Shareholders of United Airlines parent UAL Corp. and Continental Airlines Inc. approved the merger of the two companies yesterday to form the world’s largest air carrier.More than 98 per cent of the votes cast by Continental’s shareholders approved UAL’s $3.17-billion US all-stock purchase of Continental at meeting in Houston.UAL investors also approved the deal by a 98-per-cent margin at a meeting in a Chicago suburb.
The carriers aim to complete the combination of their operations within the next 18 months and to realize $1 billion to $1.2 billion in annual revenue and cost benefits by 2013.
“We would have a company that would be an investable company, a leading company, and we’ve created what has every opportunity by almost every imaginable measure to be the best company in the industry,” UAL CEO Glenn Tilton said.
UAL and Continental announced their planned merger in May, two years after Continental spurned similar advances from United.
The merger, which won antitrust approval from the United States government in August and received clearance from the European Commission in July, is expected to close about Oct. 1.
The new carrier will be known as United Airlines and will be based in Chicago, with Continental chief executive officer Jeff Smisek as CEO. UAL’s Tilton will become non-executive chairman of the carrier.
“In approving the transaction, our stockholders recognized the value of bringing together Continental and United to create a platform for increased profitability and sustainable long-term value,” Smisek said in a statement.

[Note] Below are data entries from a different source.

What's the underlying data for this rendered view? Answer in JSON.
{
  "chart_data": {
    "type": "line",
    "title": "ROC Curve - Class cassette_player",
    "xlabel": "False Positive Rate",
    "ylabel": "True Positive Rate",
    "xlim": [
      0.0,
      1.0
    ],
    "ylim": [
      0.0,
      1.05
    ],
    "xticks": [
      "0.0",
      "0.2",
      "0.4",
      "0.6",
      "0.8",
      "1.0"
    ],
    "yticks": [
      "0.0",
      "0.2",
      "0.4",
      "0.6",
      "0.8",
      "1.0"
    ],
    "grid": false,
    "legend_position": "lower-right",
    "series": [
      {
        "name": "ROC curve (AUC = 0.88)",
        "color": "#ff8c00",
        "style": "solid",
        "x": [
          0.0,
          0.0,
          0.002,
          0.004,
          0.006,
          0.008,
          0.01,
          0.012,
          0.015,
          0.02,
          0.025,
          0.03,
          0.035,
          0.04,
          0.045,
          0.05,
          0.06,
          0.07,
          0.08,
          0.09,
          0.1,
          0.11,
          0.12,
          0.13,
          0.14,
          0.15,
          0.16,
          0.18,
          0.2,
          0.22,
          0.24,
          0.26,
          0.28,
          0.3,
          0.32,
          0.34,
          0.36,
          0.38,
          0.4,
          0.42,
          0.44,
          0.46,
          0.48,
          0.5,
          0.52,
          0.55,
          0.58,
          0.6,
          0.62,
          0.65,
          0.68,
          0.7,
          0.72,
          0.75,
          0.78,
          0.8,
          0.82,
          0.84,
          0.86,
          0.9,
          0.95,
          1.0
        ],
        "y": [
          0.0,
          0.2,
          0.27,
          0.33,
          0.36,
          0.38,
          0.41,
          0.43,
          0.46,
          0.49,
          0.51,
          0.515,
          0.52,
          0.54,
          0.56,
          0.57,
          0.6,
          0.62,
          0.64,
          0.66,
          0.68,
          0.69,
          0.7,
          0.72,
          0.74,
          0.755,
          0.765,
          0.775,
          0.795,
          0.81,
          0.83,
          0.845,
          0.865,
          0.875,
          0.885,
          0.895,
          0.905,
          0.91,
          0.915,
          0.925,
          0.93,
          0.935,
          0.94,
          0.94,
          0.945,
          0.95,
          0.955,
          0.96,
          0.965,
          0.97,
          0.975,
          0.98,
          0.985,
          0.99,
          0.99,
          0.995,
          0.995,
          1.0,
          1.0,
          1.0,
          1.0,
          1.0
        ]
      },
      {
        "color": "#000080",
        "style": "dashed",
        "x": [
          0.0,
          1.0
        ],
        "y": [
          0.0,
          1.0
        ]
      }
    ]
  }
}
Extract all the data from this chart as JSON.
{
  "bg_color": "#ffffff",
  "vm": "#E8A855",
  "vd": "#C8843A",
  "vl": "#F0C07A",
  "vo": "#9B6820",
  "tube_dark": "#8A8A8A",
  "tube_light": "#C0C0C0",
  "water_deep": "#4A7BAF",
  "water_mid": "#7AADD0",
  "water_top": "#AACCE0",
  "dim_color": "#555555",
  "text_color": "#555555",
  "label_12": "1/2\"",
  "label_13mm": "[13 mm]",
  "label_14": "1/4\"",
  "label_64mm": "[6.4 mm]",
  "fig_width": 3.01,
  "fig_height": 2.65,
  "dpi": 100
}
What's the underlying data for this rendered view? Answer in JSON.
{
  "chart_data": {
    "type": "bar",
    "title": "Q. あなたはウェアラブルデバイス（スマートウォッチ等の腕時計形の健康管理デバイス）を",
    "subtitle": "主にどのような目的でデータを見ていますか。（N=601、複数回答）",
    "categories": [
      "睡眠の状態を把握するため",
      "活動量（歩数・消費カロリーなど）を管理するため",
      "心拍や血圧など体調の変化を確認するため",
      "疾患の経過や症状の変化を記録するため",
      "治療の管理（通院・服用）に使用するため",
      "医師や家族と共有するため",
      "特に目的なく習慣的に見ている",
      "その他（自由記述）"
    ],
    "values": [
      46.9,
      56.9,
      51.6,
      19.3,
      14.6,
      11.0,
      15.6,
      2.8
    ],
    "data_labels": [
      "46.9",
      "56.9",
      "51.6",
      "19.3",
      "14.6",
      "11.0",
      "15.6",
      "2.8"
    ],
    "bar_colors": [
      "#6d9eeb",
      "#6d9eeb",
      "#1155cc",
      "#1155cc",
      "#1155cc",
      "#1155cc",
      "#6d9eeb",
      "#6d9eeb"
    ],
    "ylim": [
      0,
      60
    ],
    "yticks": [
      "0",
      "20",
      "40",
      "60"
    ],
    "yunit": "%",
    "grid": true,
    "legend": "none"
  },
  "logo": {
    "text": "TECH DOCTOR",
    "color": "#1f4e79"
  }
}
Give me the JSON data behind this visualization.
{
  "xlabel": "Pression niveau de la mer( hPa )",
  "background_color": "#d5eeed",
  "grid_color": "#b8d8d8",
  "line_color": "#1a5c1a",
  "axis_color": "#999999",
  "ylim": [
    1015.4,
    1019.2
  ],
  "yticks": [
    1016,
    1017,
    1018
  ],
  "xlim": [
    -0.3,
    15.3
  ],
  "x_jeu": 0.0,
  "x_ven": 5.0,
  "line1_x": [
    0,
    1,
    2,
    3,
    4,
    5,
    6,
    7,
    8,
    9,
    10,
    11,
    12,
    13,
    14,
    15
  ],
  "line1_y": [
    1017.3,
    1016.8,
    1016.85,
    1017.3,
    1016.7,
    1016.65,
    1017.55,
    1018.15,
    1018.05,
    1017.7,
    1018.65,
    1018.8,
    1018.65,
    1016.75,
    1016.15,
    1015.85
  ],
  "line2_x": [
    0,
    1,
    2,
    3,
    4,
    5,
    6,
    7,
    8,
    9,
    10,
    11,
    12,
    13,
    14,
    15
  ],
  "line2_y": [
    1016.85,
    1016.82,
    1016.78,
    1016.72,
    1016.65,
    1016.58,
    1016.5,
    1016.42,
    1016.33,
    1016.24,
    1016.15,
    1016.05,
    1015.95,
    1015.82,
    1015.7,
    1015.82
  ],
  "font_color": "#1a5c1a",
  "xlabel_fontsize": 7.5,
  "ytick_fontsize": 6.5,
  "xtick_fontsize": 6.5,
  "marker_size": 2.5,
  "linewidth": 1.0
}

The airline industry has grappled with a series of challenges in the last decade, including fears of terrorist attacks and the spread of disease, soaring fuel costs and an economic recession that squelched travel demand. Several carriers, including United, have restructured in bankruptcy.
The UAL/Continental deal is the first major U.S. airline merger since Delta Air Lines acquired Northwest Airlines in 2008. America West Airlines bought US Airways in 2005 to form the new US Airways Group.
“It’s an industry in enormous flux right now,” Tilton told reporters after the vote. “When you get into an industry undergoing tremendous change, being able to navigate the change from a position of strength as the new United will be able to, rather than a fragmented position, I think is enormously beneficial to our company.”
Tilton, a long-time proponent of airline consolidation, said carriers still need more cross-border partnerships.
Experts have cited over capacity as a reason for the industry’s plight. But in the wake of sweeping downsizing in 2008 and 2009, carriers are clawing their way back to stability.
“It just seems to me right now there is a reasonable balance between supply and demand in the business across all the business models,” Tilton told reporters.”Most industries learned it a lot faster than this one did.”